Thu December 05, 2013 - National Edition
TOKYO -- Kobelco Construction Machinery plans to build an American factory as early as 2015 to meet growing demand for equipment used in real estate development and shale gas production, according to the company.
The wholly owned Kobe Steel subsidiary will spend $9.6 million to as much as $19.2 million on the new plant, which will make such equipment as excavators as well as some parts. The facility will have an annual production capacity of 2,000 to 3,000 units.
Since 2002, Kobelco had outsourced construction machinery sales in the U.S. and Europe to CNH Global of the Netherlands. But the partnership was terminated at the end of last year because Kobelco’s American market share had declined sharply.
The Japanese firm began building up its U.S. sales network at the start of the year. It has signed sales agent contracts with about 50 companies nationwide so far. Sales in the U.S. are projected to double to roughly 800 units this year.

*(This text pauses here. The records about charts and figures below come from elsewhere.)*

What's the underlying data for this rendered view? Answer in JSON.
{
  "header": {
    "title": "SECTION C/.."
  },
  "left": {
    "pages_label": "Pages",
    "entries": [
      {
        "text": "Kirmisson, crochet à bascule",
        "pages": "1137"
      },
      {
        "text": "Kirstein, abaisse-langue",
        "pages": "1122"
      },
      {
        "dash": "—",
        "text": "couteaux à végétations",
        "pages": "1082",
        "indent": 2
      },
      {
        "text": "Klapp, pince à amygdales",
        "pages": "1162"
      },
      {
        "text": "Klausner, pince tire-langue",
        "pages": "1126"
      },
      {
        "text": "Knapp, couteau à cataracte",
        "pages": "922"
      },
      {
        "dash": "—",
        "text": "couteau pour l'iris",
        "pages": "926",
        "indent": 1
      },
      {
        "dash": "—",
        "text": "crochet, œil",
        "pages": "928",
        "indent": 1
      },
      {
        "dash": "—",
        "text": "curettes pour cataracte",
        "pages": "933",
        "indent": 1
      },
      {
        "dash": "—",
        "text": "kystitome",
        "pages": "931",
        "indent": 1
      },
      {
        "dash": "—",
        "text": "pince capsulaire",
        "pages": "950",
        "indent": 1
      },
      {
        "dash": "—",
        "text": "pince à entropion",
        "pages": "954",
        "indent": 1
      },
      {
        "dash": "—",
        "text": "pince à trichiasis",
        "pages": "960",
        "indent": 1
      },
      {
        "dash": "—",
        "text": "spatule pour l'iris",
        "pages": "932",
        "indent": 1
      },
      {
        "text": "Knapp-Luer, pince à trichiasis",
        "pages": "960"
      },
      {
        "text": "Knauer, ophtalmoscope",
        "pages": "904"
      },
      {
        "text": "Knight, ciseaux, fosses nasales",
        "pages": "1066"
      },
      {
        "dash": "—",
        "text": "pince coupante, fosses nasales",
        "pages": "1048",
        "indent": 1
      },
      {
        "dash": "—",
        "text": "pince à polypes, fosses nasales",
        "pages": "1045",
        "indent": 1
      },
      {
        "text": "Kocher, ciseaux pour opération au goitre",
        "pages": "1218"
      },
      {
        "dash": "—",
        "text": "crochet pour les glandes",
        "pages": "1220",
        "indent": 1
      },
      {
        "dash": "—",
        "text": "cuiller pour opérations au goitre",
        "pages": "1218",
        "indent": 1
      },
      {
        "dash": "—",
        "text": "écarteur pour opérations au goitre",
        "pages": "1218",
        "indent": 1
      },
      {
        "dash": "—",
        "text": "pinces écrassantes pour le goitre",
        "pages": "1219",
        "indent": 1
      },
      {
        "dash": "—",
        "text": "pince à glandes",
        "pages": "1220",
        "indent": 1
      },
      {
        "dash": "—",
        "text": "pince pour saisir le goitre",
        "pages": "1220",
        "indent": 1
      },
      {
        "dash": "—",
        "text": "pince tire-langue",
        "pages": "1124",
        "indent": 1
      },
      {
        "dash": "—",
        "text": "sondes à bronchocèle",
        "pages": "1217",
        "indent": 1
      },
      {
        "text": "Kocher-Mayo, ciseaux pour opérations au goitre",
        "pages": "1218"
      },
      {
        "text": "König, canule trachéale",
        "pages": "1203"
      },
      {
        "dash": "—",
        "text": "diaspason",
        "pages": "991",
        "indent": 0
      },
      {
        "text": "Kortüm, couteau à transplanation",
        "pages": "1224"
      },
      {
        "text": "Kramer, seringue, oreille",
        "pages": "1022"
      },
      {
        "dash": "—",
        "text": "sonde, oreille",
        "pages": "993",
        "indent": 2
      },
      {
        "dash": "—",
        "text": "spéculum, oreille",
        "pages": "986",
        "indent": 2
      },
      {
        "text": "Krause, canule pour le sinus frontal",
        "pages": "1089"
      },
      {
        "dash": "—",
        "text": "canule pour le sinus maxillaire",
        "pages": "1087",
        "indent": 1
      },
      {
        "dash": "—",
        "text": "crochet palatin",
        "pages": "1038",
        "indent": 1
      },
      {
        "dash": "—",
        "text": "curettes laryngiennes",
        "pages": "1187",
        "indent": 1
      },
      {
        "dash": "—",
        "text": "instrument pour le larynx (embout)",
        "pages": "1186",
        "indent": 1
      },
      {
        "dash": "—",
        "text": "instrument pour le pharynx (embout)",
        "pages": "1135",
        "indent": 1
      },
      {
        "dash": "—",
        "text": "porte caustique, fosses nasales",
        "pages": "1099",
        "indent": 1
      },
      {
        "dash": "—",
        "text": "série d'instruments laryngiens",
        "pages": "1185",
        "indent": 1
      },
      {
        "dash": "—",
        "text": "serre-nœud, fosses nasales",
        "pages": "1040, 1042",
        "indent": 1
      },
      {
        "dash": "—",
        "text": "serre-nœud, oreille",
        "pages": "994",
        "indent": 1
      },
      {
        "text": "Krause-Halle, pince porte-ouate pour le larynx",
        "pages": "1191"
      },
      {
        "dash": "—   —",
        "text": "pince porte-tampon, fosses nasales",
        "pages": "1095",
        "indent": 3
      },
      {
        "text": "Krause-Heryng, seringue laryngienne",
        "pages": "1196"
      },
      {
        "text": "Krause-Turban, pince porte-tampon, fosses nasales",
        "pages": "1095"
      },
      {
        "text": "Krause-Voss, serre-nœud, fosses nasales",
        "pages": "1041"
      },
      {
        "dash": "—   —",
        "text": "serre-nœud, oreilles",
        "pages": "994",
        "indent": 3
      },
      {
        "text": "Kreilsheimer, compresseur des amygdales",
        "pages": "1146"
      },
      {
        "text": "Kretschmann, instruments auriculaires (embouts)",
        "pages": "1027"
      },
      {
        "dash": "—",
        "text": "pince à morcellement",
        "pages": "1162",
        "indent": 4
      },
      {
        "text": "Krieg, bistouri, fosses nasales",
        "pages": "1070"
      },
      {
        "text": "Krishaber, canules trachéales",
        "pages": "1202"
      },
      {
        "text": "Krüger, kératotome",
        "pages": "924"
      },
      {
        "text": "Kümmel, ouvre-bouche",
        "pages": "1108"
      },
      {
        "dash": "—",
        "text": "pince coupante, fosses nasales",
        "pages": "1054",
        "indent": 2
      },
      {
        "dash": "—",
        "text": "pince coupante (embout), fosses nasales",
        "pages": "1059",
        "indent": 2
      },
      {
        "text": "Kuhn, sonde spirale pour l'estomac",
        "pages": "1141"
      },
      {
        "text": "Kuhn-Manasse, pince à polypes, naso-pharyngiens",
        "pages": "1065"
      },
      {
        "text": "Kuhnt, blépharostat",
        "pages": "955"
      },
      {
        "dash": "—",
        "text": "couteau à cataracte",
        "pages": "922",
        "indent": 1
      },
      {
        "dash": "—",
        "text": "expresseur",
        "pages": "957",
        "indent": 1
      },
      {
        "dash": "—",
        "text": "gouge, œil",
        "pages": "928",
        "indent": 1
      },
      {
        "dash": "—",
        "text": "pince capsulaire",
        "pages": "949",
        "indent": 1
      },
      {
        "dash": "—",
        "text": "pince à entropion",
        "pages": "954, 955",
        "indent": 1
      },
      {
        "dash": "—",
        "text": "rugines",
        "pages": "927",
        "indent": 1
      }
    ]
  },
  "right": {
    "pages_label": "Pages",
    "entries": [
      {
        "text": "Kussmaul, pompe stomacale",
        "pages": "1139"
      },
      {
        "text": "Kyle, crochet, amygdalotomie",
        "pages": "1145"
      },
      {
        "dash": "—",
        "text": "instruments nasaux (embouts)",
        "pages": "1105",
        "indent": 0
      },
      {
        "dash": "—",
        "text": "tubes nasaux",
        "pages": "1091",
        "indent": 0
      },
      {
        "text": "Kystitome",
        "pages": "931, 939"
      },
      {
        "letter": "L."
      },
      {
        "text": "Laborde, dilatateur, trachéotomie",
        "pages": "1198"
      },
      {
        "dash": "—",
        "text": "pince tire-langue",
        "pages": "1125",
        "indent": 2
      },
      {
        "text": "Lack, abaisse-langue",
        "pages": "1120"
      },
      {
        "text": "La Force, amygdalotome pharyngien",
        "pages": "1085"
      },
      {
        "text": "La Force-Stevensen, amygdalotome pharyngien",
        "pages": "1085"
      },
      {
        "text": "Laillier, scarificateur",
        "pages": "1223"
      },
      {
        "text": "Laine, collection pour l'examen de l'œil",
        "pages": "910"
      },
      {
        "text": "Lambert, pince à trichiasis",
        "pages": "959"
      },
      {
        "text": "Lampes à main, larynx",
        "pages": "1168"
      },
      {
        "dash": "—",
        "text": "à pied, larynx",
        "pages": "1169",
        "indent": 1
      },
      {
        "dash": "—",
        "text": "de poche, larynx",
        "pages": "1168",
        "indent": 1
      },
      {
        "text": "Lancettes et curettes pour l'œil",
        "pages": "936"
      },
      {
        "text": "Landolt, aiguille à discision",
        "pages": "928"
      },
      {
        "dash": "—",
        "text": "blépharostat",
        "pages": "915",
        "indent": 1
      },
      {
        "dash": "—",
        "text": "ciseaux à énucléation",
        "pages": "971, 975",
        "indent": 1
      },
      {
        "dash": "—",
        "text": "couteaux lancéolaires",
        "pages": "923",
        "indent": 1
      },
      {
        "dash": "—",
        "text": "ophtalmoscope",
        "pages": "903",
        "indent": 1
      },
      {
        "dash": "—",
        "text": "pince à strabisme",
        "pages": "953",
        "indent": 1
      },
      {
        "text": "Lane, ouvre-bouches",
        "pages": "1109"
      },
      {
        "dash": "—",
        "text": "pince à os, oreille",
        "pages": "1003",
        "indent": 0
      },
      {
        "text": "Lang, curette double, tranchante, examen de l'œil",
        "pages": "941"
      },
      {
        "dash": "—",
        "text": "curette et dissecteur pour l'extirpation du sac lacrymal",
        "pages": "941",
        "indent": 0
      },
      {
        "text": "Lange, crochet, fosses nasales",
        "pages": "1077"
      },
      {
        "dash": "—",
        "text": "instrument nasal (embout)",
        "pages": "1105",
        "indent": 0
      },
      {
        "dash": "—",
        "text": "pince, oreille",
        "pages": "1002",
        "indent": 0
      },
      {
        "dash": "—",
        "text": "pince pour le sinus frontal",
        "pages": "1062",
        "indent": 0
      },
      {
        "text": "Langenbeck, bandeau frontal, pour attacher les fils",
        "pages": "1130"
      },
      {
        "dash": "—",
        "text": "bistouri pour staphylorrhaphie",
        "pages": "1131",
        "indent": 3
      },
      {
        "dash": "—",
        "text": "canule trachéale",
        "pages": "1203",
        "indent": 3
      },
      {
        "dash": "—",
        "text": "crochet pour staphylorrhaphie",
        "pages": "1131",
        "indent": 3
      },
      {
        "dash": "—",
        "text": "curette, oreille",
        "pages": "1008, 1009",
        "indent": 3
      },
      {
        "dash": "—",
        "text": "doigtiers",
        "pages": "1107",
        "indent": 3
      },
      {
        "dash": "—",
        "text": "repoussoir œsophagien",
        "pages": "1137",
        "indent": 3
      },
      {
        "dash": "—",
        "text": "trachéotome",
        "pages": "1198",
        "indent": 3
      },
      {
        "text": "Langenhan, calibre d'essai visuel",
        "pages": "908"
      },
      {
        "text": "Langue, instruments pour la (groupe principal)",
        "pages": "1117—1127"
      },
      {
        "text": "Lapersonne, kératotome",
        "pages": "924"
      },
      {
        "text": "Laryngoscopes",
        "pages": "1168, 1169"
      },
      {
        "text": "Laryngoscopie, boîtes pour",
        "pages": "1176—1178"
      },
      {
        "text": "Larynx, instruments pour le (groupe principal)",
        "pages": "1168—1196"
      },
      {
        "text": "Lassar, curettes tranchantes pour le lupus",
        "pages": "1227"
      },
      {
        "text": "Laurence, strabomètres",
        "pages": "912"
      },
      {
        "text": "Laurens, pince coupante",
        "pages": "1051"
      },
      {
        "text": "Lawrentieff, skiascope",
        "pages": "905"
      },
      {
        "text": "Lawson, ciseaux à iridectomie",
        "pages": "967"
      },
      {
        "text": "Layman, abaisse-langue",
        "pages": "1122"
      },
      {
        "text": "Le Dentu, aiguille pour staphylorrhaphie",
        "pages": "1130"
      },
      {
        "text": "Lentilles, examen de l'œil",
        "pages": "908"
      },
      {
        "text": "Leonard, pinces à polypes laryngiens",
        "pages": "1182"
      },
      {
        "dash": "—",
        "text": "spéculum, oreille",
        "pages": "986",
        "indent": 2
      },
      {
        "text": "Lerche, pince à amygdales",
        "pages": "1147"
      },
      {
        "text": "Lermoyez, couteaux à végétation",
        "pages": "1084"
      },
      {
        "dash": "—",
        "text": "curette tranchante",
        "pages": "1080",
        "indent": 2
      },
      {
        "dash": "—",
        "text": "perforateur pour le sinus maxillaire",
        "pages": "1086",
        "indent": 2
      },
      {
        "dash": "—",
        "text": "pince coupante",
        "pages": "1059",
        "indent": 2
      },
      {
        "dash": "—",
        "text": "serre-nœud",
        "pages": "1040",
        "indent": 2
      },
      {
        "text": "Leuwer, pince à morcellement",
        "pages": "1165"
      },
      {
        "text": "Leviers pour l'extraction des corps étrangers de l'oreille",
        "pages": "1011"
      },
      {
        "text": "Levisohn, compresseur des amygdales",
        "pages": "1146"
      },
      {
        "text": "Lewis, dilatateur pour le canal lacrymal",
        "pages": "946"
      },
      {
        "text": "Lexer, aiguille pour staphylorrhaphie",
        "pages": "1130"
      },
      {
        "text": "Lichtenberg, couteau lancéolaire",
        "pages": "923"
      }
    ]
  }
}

Kobelco hopes to boost U.S. sales to 2,000 units in 2015 by adding another 10 or so agents to its network, aiming to take a 10% share of the U.S. market. By launching local production, it expects to offer more price competitive products that fit customers’ preferences.
Kobelco does not make large excavators used in mines, specializing instead in small and midsize models used at construction sites and other locations. Its products are known for good fuel efficiency. Once the new plant goes online, the company may ship products from the U.S. to Chile, Colombia and other South American markets.
Kobe Steel and U.S. Steel expanded their automotive steel sheet plant in the U.S. earlier this year. In addition to boosting output of construction machinery in that country, the Kobe Steel group intends to strengthen other fields expected to grow on the back of the shale gas boom, including machinery for plastic manufacturers and steel mills that use natural gas.